Marco Travaglio

Si pensava che, coronato il sogno del potere dopo lunga e penosa opposizione, i post(?)fascisti si accontentassero limitando al minimo le esternazioni “identitarie”. Che erano comprensibili quando erano ghettizzati dall’“arco costituzionale”, ma ora che sono al governo possono rivelarsi controproducenti. Eppure parlano e straparlano più ora di prima. L’uscita di De Angelis sulla strage di Bologna, la sparata tragicomica di La Russa sui nazifascisti di via Rasella (“una banda musicale di semipensionati”), l’incontinenza di Sangiuliano&C. in ansia da “egemonia culturale”, la querela della sorella d’Italia alla vignetta di Nat, la tabula rasa di qualsiasi voce dissonante in Rai. Il perché di questo tafazzismo, che fa impallidire persino un primatista mondiale come Fassino e crea guai e imbarazzi alla lunga marcia di accreditamento di Giorgia Meloni presso l’establishment italiano e internazionale, ha una spiegazione tutta politica: ed è proprio l’inchino permanente della premier alle élite nazionali, europee e americane.
La destra antiatlantista e multilaterale, appena al governo, è divenuta turboatlantista e unilaterale. La destra sociale s’è trasformata in asociale e antisociale. La destra legalitaria che tifava Borsellino, Di Pietro e Gratteri s’è rivelata impunitaria e berlusconiana (quando la Meloni avvisò B. di non essere ricattabile diceva il vero: poi però nominò alla Giustizia il berlusclone Nordio senza bisogno di ricatti). La destra che strillava alle cancellerie e ai falchi europei “la pacchia è finita”, intendeva “per gli italiani”, visto che ha sposato e persino scavalcato l’austerità selettiva anti-poveri e pro-ricchi. La destra sovranista ha venduto, anzi regalato la nostra sovranità a Bruxelles e a Washington, meritandosi le lodi di Monti e degli altri alfieri dell’establishment. Non è il consueto bagno di realtà imposto agli anti-sistema dall’ingresso nel sistema. È un’inversione a U che rinnega non solo le promesse elettorali, ma la natura stessa della destra. E costringe i suoi uomini a rassicurare la base come possono.
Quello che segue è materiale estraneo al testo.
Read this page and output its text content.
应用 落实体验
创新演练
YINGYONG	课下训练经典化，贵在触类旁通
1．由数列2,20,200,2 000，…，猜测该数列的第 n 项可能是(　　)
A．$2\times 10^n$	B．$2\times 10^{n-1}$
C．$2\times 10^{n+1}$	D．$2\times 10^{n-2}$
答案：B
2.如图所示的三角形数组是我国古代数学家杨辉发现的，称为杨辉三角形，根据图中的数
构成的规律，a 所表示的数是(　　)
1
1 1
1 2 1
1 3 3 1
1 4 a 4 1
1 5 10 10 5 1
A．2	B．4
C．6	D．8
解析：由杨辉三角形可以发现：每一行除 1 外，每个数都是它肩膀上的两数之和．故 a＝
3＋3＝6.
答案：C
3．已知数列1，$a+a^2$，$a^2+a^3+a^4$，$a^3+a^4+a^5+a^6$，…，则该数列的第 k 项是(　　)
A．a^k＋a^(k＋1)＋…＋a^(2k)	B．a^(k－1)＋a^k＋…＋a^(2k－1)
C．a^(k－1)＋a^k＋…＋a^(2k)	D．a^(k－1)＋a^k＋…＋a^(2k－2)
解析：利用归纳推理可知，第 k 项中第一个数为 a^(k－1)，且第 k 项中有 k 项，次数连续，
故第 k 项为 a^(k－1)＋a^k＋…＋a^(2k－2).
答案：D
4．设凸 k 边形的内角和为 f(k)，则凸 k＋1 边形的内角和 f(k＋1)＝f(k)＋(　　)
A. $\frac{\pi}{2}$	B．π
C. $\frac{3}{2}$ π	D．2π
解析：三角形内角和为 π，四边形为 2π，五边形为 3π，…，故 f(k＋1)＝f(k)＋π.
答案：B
Non potendolo fare con atti di governo, visto che le decisioni importanti le hanno appaltate all’estero, lo fanno a parole, piantando bandierine con un’escalation di sparate che a noi sembra scomposta e suicida, ma ai melones serve a tener buoni i militanti: tranquilli, nessun tradimento, tutto procede secondo i piani nella massima coerenza. Purtroppo per loro, gli elettori fanno la spesa e i conti a fine mese (quelli che hanno qualcosa da contare), vedono i migranti quintuplicati, vivono nel mondo reale. E sempre più si accorgeranno che, sotto le sparate, niente. Chissà che prima o poi lo capisca anche la sinistra e la smetta di fare opposizione sulle parole anziché sui fatti.